The woman said she was subjected to harassment from the chief executive almost from the start of her time with the company. In an email presented to the WRC, the man refers to falling in love with her and wrote that she had “the keys” to him.

She replied: “I don’t have the same feelings, I already told you, what can I do? You’re my boss. I like working with you, I admire you and all the work you put in but I don’t have these kind of feelings.”

Mr Baneham said the woman had “worked in an environment where she received unwanted attention and communication” from the chief executive.

“Having reviewed the messages and emails, the ceo’s communication to the complainant can be paraphrased as ‘you’re my inspiration / we’re not just colleagues / my home life is a drag’.”

Mr Baneham stated that the chief executive “also uses sexual innuendo to solicit the complainant, especially late at night.

“This includes references to kissing and holding the complainant as well as waking up with her.
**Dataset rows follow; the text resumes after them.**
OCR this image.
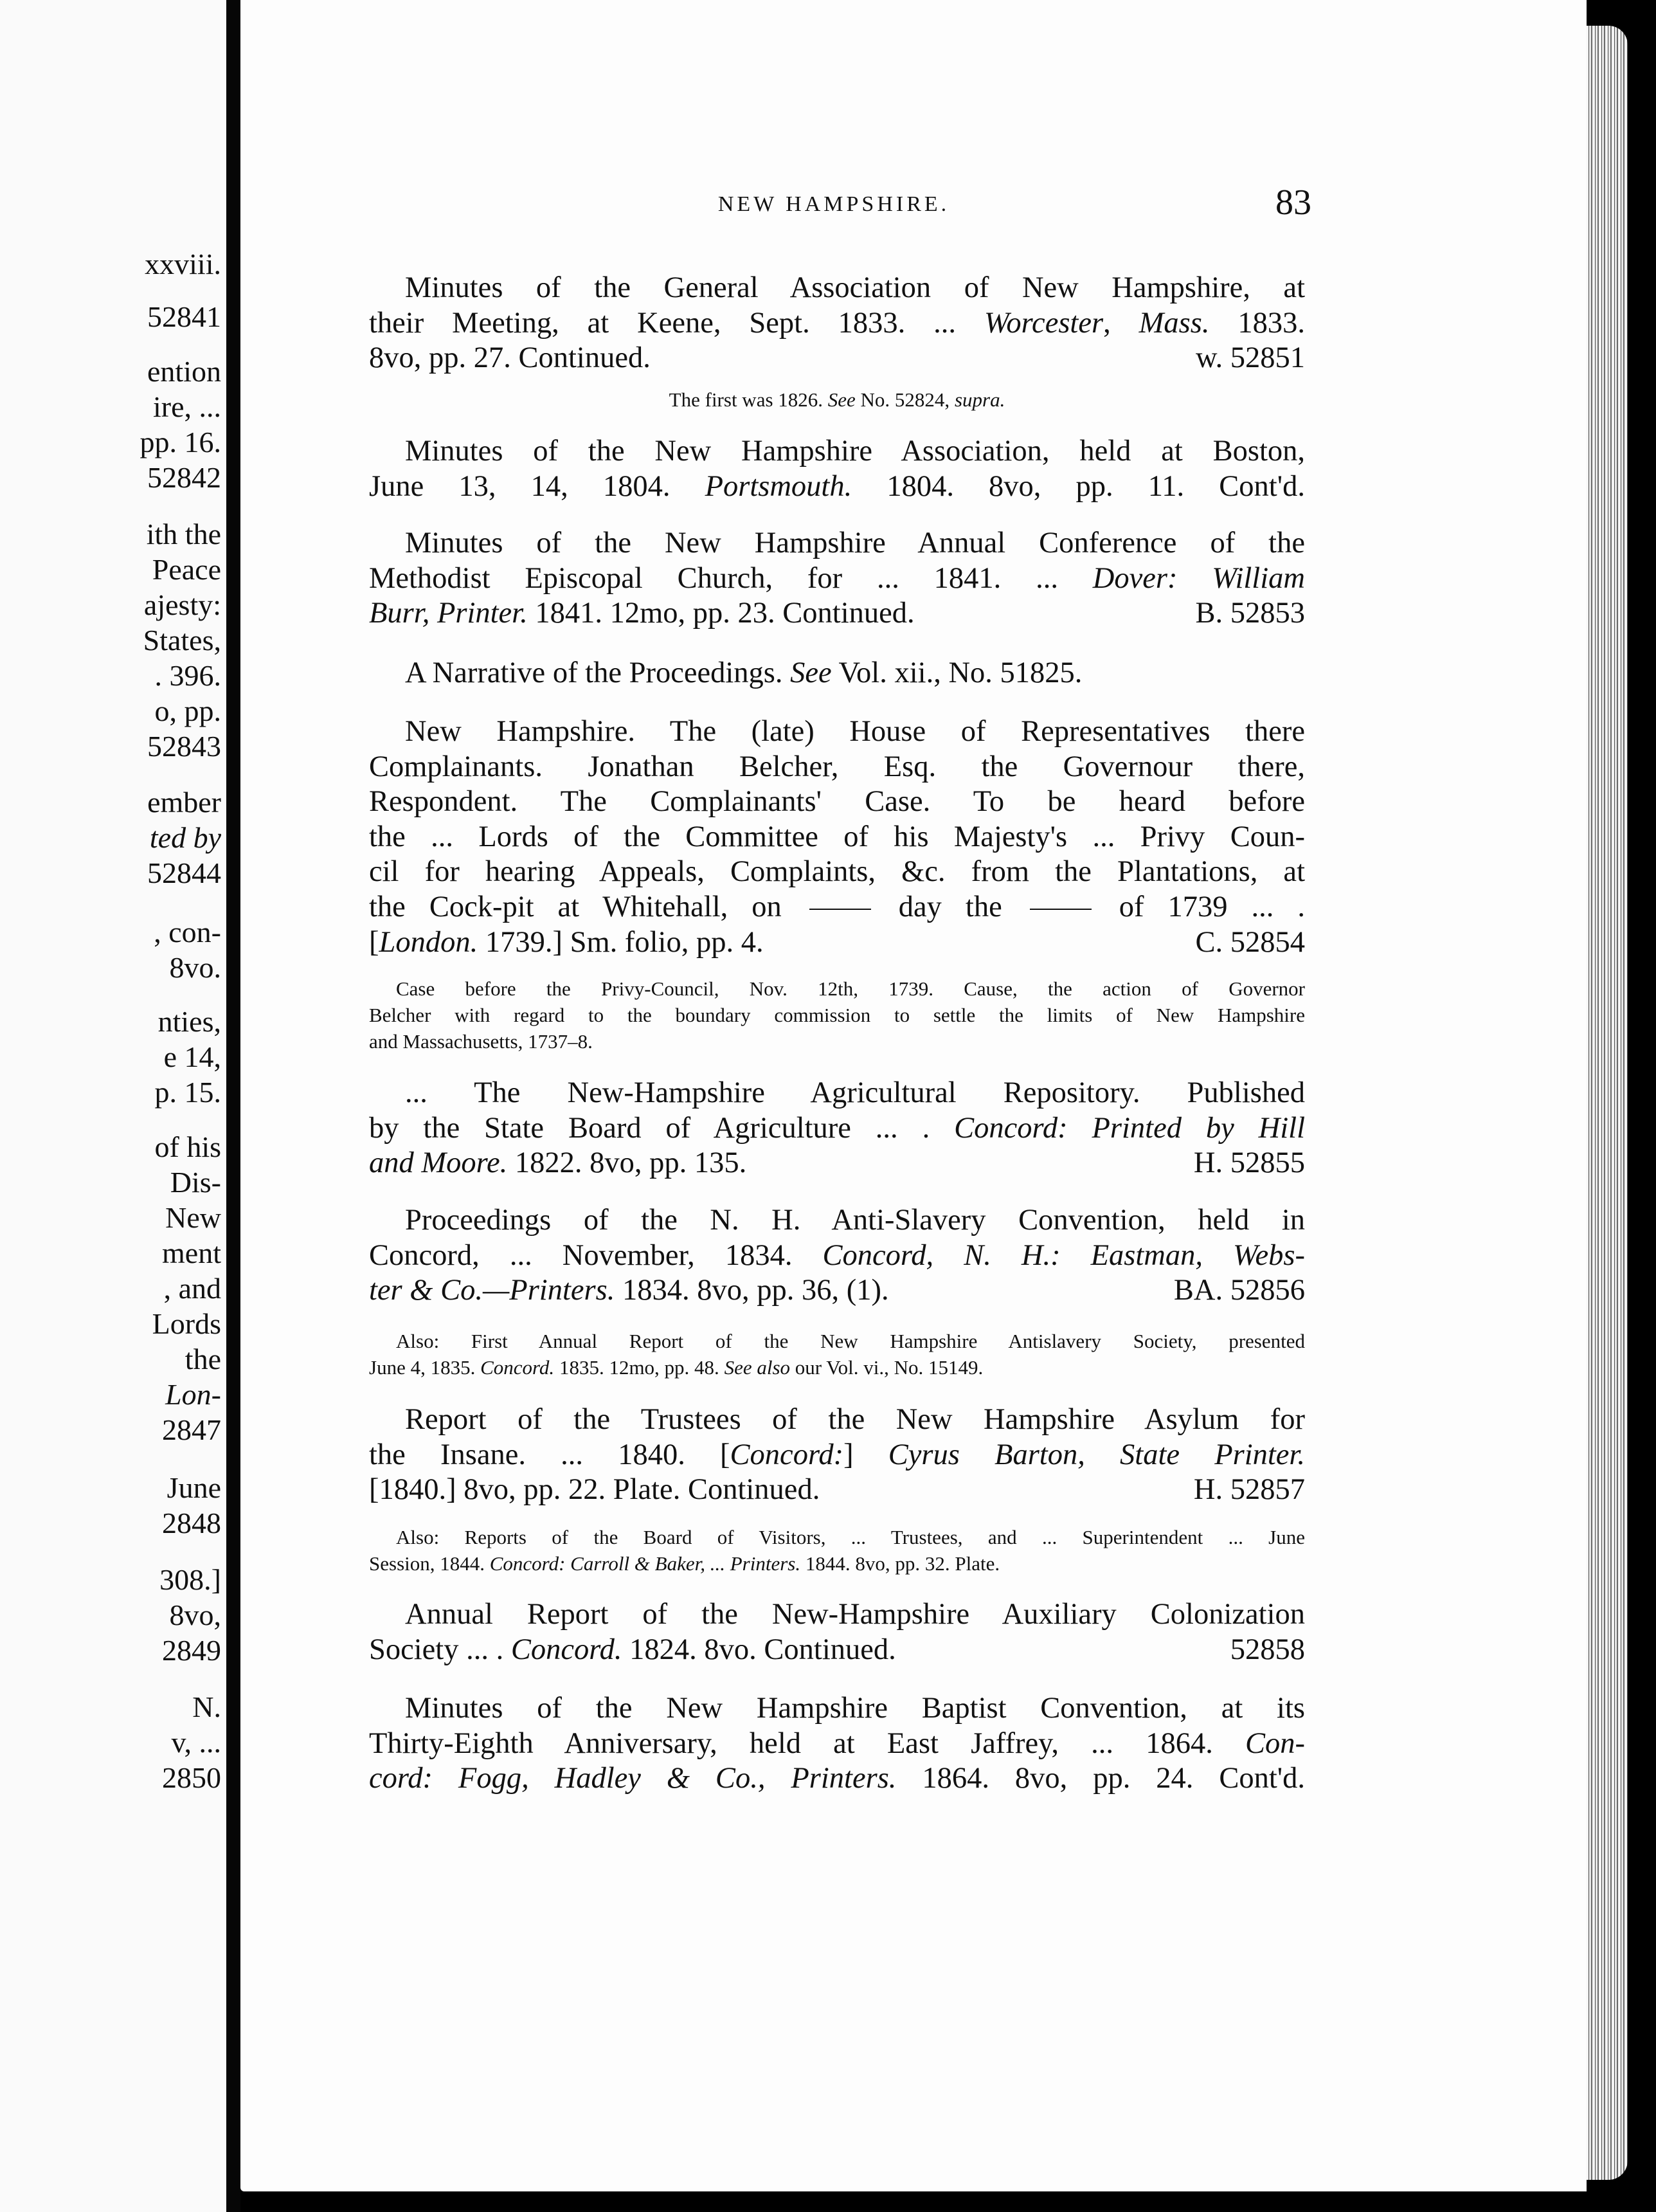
xxviii.
52841
ention
ire, ...
pp. 16.
52842
ith the
Peace
ajesty:
States,
. 396.
o, pp.
52843
ember
ted by
52844
, con-
8vo.
nties,
e 14,
p. 15.
of his
Dis-
New
ment
, and
Lords
the
Lon-
2847
June
2848
308.]
8vo,
2849
N.
v, ...
2850
NEW HAMPSHIRE.	83
Minutes of the General Association of New Hampshire, at
their Meeting, at Keene, Sept. 1833. ... Worcester, Mass. 1833.
8vo, pp. 27. Continued.	w. 52851
The first was 1826. See No. 52824, supra.
Minutes of the New Hampshire Association, held at Boston,
June 13, 14, 1804. Portsmouth. 1804. 8vo, pp. 11. Cont'd.
Minutes of the New Hampshire Annual Conference of the
Methodist Episcopal Church, for ... 1841. ... Dover: William
Burr, Printer. 1841. 12mo, pp. 23. Continued.	B. 52853
A Narrative of the Proceedings. See Vol. xii., No. 51825.
New Hampshire. The (late) House of Representatives there
Complainants. Jonathan Belcher, Esq. the Governour there,
Respondent. The Complainants' Case. To be heard before
the ... Lords of the Committee of his Majesty's ... Privy Coun-
cil for hearing Appeals, Complaints, &c. from the Plantations, at
the Cock-pit at Whitehall, on	day the	of 1739 ... .
[London. 1739.] Sm. folio, pp. 4.	C. 52854
Case before the Privy-Council, Nov. 12th, 1739. Cause, the action of Governor
Belcher with regard to the boundary commission to settle the limits of New Hampshire
and Massachusetts, 1737–8.
... The New-Hampshire Agricultural Repository. Published
by the State Board of Agriculture ... . Concord: Printed by Hill
and Moore. 1822. 8vo, pp. 135.	H. 52855
Proceedings of the N. H. Anti-Slavery Convention, held in
Concord, ... November, 1834. Concord, N. H.: Eastman, Webs-
ter & Co.—Printers. 1834. 8vo, pp. 36, (1).	BA. 52856
Also: First Annual Report of the New Hampshire Antislavery Society, presented
June 4, 1835. Concord. 1835. 12mo, pp. 48. See also our Vol. vi., No. 15149.
Report of the Trustees of the New Hampshire Asylum for
the Insane. ... 1840. [Concord:] Cyrus Barton, State Printer.
[1840.] 8vo, pp. 22. Plate. Continued.	H. 52857
Also: Reports of the Board of Visitors, ... Trustees, and ... Superintendent ... June
Session, 1844. Concord: Carroll & Baker, ... Printers. 1844. 8vo, pp. 32. Plate.
Annual Report of the New-Hampshire Auxiliary Colonization
Society ... . Concord. 1824. 8vo. Continued.	52858
Minutes of the New Hampshire Baptist Convention, at its
Thirty-Eighth Anniversary, held at East Jaffrey, ... 1864. Con-
cord: Fogg, Hadley & Co., Printers. 1864. 8vo, pp. 24. Cont'd.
This occurs amongst many over-the-top, emotive messages about growing the business and their relationship,” he noted, adding that the complainant was “crystal clear” in saying she was not interested.


The woman was dismissed on October 13th, 2018 after taking a week of annual leave. She submitted that this was procedurally unfair and there were no substantive grounds. She said she had spurned the chief executive’s advances and he sought retribution by dismissing her.

The chief executive and the company did not attend the WRC hearing but in a submission he said he did not want to focus on the woman’s negative attributes. He said everyone around him shares in his wealth and the complainant did too.

He described the allegation of sexual harassment as “unfair”. He acknowledged that while the manner of the woman’s dismissal was unfair, she changed after her return from leave in Brazil. He referred to holding the job open until last January and claimed that the woman was aggressive and angry.

The company was ordered to pay the woman a total of €94,708 for the sexual harassment, unfair dismissal and other breaches of workplace legislation.